PRESQUE ISLE, Maine — A unique club in Aroostook County wants to help kids catch the flying bug and become pilots someday.
The newly formed Northern Maine Flying Club sponsored a Young Eagle Flights event on Memorial Day where volunteer pilots took 147 kids on free plane rides. Started in 1992 by the Experimental Aircraft Association, the program has one mission: to inspire kids in the world of aviation. It’s the only program of its kind, and in its 30-year history has allowed more than 2 million kids nationwide to have their first free flight.
A lack of pilots nationwide, spurred by layoffs and economic challenges caused by the COVID-19 pandemic, has hit Maine, too. United Airlines announced in December it would temporarily suspend 14 airport routes to Washington Dulles, including some from the Bangor International Airport, due to the pilot shortage. Presque Isle’s service was unaffected, but the flying club wants to make sure area youth are exposed to careers in aviation by starting them out with a love of flying.
“It’s a growing need we have right now in the U.S. where pilots are retiring, and a lot of that was prompted when the airlines shut down during the pandemic. We need people to rise into their places,” Chris Carroll, a pilot member of the Northern Maine Flying Club, said Wednesday.
Eight pilots flew for the event Monday, Carroll said. Pilot Todd Sprague, club operations manager, took 21 kids up in his plane throughout the day.
The whole point of Young Eagles is to expose kids, many of whom have never flown before, to aviation as a hobby or career, Carroll said.
“Flying is a generational thing. Oftentimes your father was a pilot, your grandfather was a pilot, your mother may have been a pilot. It’s something that can get passed down,” he said.

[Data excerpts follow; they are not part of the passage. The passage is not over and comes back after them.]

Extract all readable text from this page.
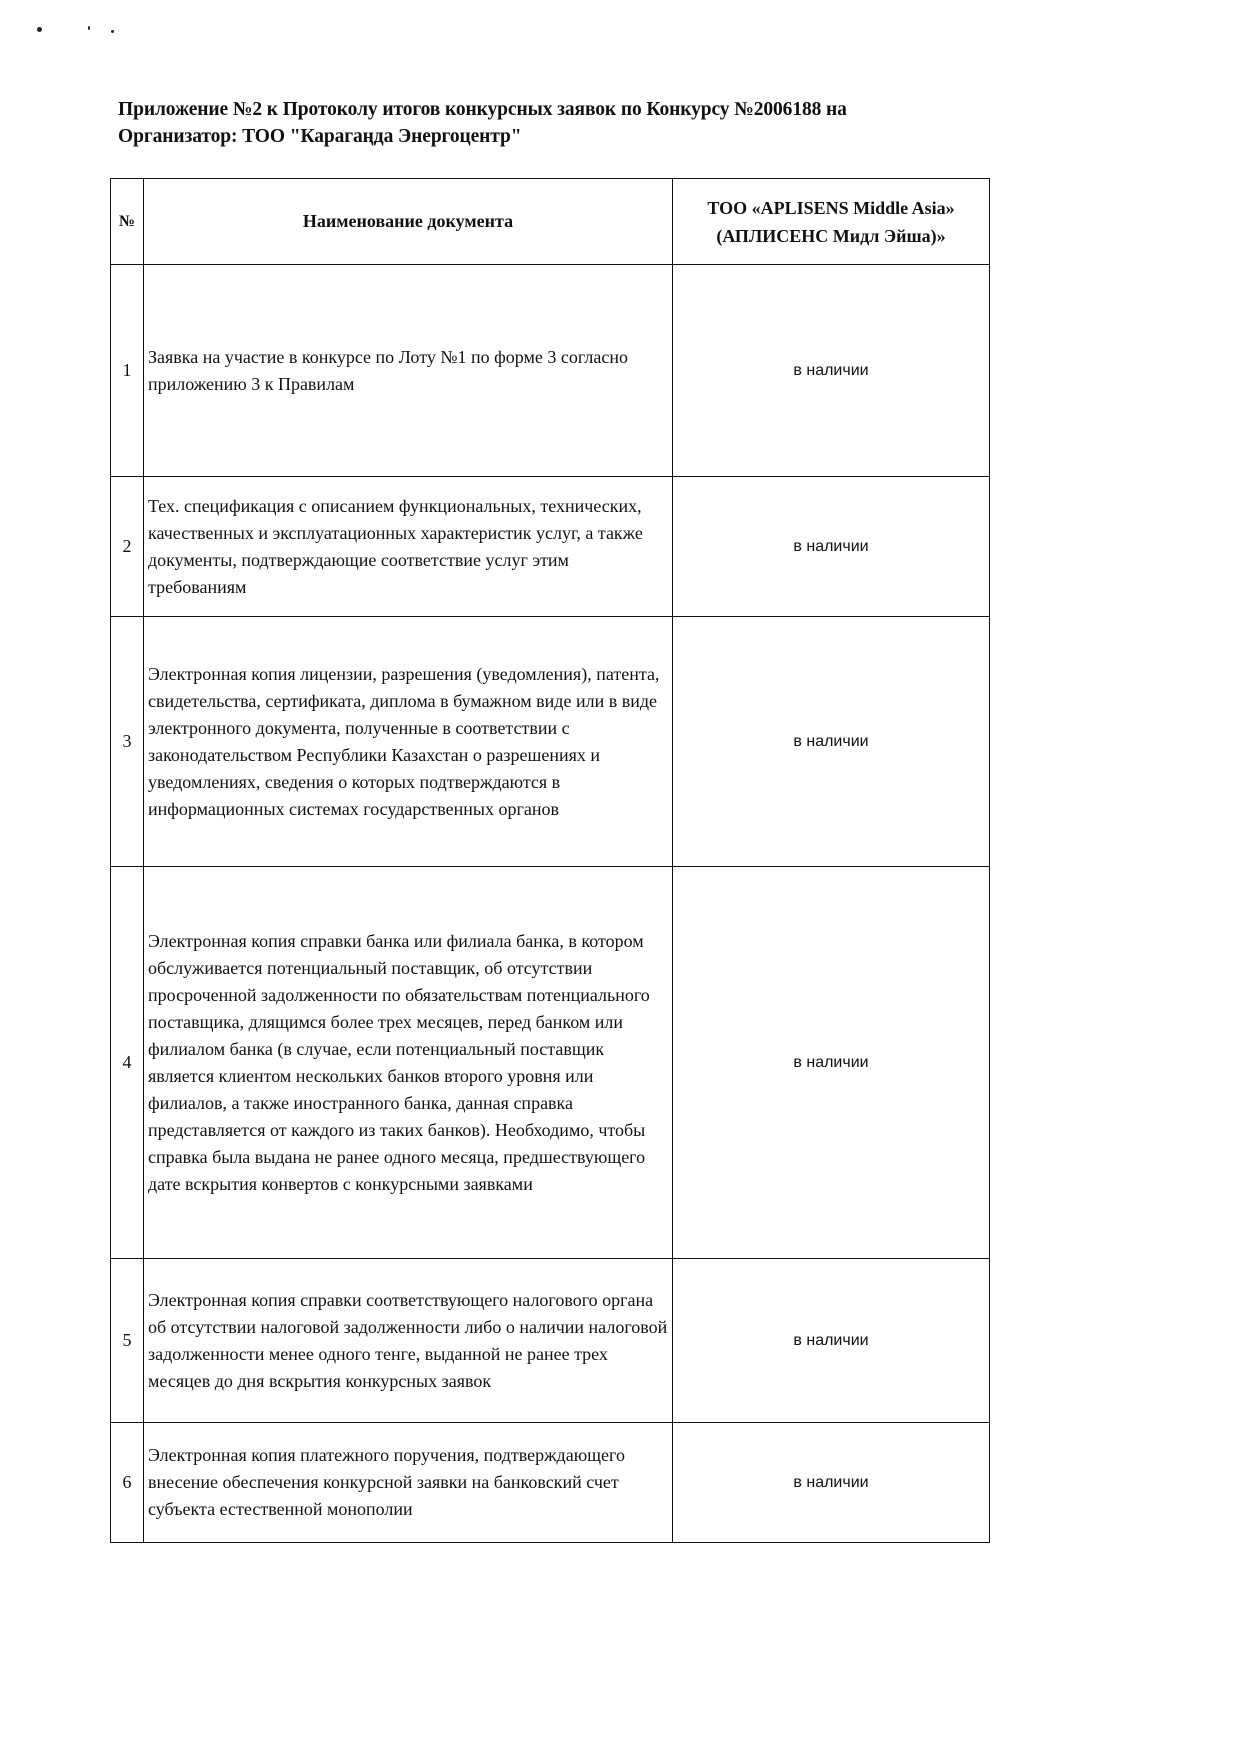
Приложение №2 к Протоколу итогов конкурсных заявок по Конкурсу №2006188 на
Организатор: ТОО "Карагаңда Энергоцентр"
№	Наименование документа	ТОО «APLISENS Middle Asia»
(АПЛИСЕНС Мидл Эйша)»

1	Заявка на участие в конкурсе по Лоту №1 по форме 3 согласно приложению 3 к Правилам	в наличии
2	Тех. спецификация с описанием функциональных, технических, качественных и эксплуатационных характеристик услуг, а также документы, подтверждающие соответствие услуг этим требованиям	в наличии
3	Электронная копия лицензии, разрешения (уведомления), патента, свидетельства, сертификата, диплома в бумажном виде или в виде электронного документа, полученные в соответствии с законодательством Республики Казахстан о разрешениях и уведомлениях, сведения о которых подтверждаются в информационных системах государственных органов	в наличии
4	Электронная копия справки банка или филиала банка, в котором обслуживается потенциальный поставщик, об отсутствии просроченной задолженности по обязательствам потенциального поставщика, длящимся более трех месяцев, перед банком или филиалом банка (в случае, если потенциальный поставщик является клиентом нескольких банков второго уровня или филиалов, а также иностранного банка, данная справка представляется от каждого из таких банков). Необходимо, чтобы справка была выдана не ранее одного месяца, предшествующего дате вскрытия конвертов с конкурсными заявками	в наличии
5	Электронная копия справки соответствующего налогового органа об отсутствии налоговой задолженности либо о наличии налоговой задолженности менее одного тенге, выданной не ранее трех месяцев до дня вскрытия конкурсных заявок	в наличии
6	Электронная копия платежного поручения, подтверждающего внесение обеспечения конкурсной заявки на банковский счет субъекта естественной монополии	в наличии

The pilots present were all volunteers, said Kim Smith, city information officer and Presque Isle Air Museum representative.
“How many times do you hear young people say, ‘There’s nothing to do here’?” Smith said. “This is exciting, and it’s all free.”

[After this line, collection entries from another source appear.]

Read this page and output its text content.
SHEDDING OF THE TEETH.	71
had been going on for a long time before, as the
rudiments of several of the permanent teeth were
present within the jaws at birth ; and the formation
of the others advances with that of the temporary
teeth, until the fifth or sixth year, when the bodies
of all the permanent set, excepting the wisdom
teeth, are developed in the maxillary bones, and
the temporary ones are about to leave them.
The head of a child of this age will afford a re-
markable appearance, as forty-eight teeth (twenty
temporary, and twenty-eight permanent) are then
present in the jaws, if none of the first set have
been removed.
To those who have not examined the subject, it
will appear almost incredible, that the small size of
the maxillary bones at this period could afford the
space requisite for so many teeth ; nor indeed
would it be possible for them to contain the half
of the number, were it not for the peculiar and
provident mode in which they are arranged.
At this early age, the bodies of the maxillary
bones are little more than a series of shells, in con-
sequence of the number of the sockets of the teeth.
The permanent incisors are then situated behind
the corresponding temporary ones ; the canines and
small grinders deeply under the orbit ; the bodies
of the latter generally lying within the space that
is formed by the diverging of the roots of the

The Northern Maine Flying Club began in 2021 and includes pilots and members of the public all working together to make flying accessible to the local community. Club members and the Experimental Aircraft Association collaborated to bring the Young Eagle flights to Presque Isle.
Despite some wind, Memorial Day was perfect for the flights, where kids from 8 to 17 years old could experience a free plane ride. A steady stream of families and onlookers turned out for the flights, based at the General Aviation Terminal near the Presque Isle International Airport. Speakers broadcast the pilots’ chatter for all to hear.

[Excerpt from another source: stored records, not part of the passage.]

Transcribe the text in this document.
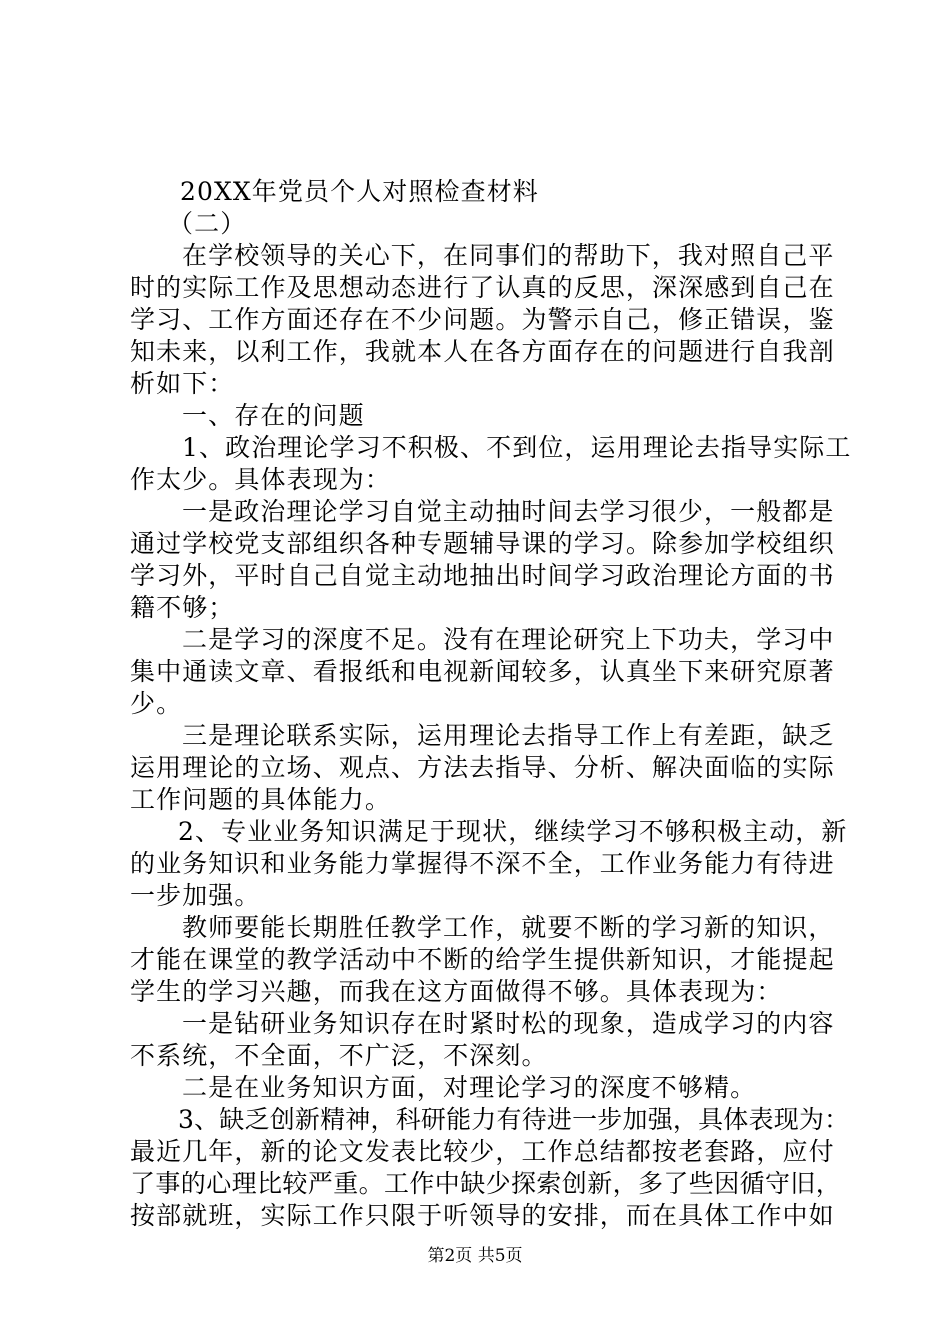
20XX年党员个人对照检查材料
（二）
在学校领导的关心下，在同事们的帮助下，我对照自己平
时的实际工作及思想动态进行了认真的反思，深深感到自己在
学习、工作方面还存在不少问题。为警示自己，修正错误，鉴
知未来，以利工作，我就本人在各方面存在的问题进行自我剖
析如下：
一、存在的问题
1、政治理论学习不积极、不到位，运用理论去指导实际工
作太少。具体表现为：
一是政治理论学习自觉主动抽时间去学习很少，一般都是
通过学校党支部组织各种专题辅导课的学习。除参加学校组织
学习外，平时自己自觉主动地抽出时间学习政治理论方面的书
籍不够；
二是学习的深度不足。没有在理论研究上下功夫，学习中
集中通读文章、看报纸和电视新闻较多，认真坐下来研究原著
少。
三是理论联系实际，运用理论去指导工作上有差距，缺乏
运用理论的立场、观点、方法去指导、分析、解决面临的实际
工作问题的具体能力。
2、专业业务知识满足于现状，继续学习不够积极主动，新
的业务知识和业务能力掌握得不深不全，工作业务能力有待进
一步加强。
教师要能长期胜任教学工作，就要不断的学习新的知识，
才能在课堂的教学活动中不断的给学生提供新知识，才能提起
学生的学习兴趣，而我在这方面做得不够。具体表现为：
一是钻研业务知识存在时紧时松的现象，造成学习的内容
不系统，不全面，不广泛，不深刻。
二是在业务知识方面，对理论学习的深度不够精。
3、缺乏创新精神，科研能力有待进一步加强，具体表现为：
最近几年，新的论文发表比较少，工作总结都按老套路，应付
了事的心理比较严重。工作中缺少探索创新，多了些因循守旧，
按部就班，实际工作只限于听领导的安排，而在具体工作中如
第2页 共5页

Maine Forest Service Ranger Pilot Joel Tourtelotte, originally from Presque Isle and now based out of Old Town, flew a helicopter in for display on the runway. Young people had a chance to clamber aboard and sit in the cockpit, while Tourtelotte explained some of what Forest Service pilots do.
Though their primary mission is wildland fires, ranger pilots also perform search and rescue, support law enforcement and engage in a variety of tasks for state departments such as moose surveys, Tourtelotte said.
Craig Green, a Presque Isle city councilor and one of the coordinators of the local event, said organizers were very pleased with the turnout.
“This is not just about a ride. It’s to broaden the horizons of Aroostook County children and help them to understand there are careers in aviation and aerospace,” Green said.
He said the event really serves to remind everyone that Aroostook County doesn’t need to take a backseat to any part of the country when it comes to aviation. What local children lack is opportunity, and Monday’s program aimed to help remedy that.
The club’s whole purpose is to support aviation in Presque Isle and Aroostook County in general, Carroll said. Presque Isle has a rich history, stemming from its wartime connections and beyond, and the aviation community is a tight-knit group that wants to share their love of flying with all who will listen.
“The Northern Maine Flying Club is new, and we’re here to stay,” Carroll said. “We want to see that aviation community continue.”